We encountered a case of liver cirrhosis caused by the long-term administration of S-1 for the treatment of ACC with multiple liver metastases. Liver dysfunction frequently occurs as an adverse effect of chemotherapy due to sinusoidal obstruction syndrome (28) or steatohepatitis (29). There have been no reports of an association between S-1 and liver cirrhosis except for some case reports of an association between tegafur and liver dysfunction or fibrosis in patients without any baseline liver diseases (Table) (30-35). Liver cirrhosis occurred in this case due to the continued use of S-1 for anticancer therapy. The appropriate duration for continuing chemotherapy in cancer patients cannot be determined, as the criteria for withdrawing therapy have not been established. Indications for withdrawing anticancer therapy are problems with toxicity and patient refusal. It is important to stop anticancer treatment in the event of chemotherapy toxicity, and we should carefully monitor all side effects of chemotherapy. Furthermore, there is a risk of secondary carcinoma due to the long-term administration of chemotherapy (36, 37). Because S-1 is recommended as first-line adjuvant chemotherapy for pancreatic cancer in Japan, we present this case to draw attention to an important side effect associated with its long-term use.

Table.

Previous Case Reports Concerning about Tegafur and Liver Dysfunction without Any Baseline Diseases of the Liver.

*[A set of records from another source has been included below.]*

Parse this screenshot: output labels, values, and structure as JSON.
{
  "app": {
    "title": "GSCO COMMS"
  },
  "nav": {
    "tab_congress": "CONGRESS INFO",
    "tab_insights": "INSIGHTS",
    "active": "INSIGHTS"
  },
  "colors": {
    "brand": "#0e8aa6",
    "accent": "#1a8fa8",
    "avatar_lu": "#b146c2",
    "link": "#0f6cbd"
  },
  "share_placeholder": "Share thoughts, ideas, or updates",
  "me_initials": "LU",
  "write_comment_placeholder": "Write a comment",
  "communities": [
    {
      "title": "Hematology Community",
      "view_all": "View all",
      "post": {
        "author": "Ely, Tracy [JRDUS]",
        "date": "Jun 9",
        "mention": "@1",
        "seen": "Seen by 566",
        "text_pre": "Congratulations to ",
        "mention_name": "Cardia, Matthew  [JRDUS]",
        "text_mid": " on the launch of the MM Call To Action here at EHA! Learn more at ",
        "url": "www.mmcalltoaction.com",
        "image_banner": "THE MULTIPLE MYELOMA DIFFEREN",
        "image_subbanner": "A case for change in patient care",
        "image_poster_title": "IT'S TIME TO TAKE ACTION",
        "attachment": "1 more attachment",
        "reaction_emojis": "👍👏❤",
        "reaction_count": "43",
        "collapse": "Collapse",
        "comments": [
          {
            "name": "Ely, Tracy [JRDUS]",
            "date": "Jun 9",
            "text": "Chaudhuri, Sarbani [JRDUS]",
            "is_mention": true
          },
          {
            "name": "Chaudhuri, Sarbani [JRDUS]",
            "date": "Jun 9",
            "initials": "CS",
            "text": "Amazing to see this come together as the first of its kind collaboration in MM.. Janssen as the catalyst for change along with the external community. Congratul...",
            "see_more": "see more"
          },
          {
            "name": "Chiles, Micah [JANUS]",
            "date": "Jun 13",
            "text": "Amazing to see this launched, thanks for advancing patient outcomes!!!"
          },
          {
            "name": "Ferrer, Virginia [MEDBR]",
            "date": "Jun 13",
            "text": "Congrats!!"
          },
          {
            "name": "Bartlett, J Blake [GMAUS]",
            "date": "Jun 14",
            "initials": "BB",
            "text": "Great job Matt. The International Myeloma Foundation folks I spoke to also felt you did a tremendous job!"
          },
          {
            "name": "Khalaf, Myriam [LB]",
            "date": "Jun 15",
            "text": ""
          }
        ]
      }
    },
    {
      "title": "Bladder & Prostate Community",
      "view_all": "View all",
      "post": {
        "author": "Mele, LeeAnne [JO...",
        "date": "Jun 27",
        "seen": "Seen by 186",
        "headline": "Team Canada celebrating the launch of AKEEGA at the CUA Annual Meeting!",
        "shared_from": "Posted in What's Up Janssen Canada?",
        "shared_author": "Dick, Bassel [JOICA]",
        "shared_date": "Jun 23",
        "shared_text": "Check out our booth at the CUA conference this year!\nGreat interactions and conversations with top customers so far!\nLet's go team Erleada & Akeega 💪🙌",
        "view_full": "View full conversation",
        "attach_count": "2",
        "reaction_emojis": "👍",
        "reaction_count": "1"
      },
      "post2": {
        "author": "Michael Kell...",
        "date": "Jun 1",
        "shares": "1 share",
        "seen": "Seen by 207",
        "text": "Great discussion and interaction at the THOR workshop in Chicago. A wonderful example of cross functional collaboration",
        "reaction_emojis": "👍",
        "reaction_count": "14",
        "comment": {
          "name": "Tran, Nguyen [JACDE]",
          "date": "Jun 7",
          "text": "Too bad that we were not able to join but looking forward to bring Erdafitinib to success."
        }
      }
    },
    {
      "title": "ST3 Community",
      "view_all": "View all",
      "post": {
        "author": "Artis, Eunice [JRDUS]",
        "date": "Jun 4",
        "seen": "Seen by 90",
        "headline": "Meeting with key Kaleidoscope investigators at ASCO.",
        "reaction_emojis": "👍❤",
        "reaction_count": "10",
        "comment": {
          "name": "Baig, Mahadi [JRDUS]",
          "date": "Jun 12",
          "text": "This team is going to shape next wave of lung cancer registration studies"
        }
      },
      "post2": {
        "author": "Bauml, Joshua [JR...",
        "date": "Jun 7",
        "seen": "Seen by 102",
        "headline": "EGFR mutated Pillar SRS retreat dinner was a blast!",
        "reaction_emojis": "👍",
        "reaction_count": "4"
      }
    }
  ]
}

Case No. Reference Sex Age Cancer Chemotherapy Duration Results
1 (32) F 51 Uterus ca Tegafur/OK-432 3 weeks Liver dysfunction
2 (33) F 38 Breast ca Tamoxifen/ Tegafur 3 months Liver cirrhosis
3 (33) F 41 Breast ca Tamoxifen/ Tegafur 8 months Liver cirrhosis
4 (34) F 76 Colon ca Tegafur/Uracil 10 months Chronic active hepatitis
5 (35) M 55 n.a. Tegafur/Uracil 50 months Hepatic fibrosis
6 (36) M 81 Lung ca Tegafur/Uracil 2 weeks Liver dysfunction
7 (37) F 74 Breast ca Tegafur/Uracil 8 months Hepatic fibrosis

F: female, M: male, ca: cancer, n.a.: not acquired

In conclusion, we herein report the case of a patient with ACC with multiple liver metastases. She showed a partial response to oral S-1 chemotherapy and achieved a long-term survival without the presence of any detectable tumors. S1 chemotherapy might be useful for treating ACC patients with a high TS expression. However, physicians must be watchful for potential liver cirrhosis during its long-term use.

The authors state that they have no Conflict of Interest (COI).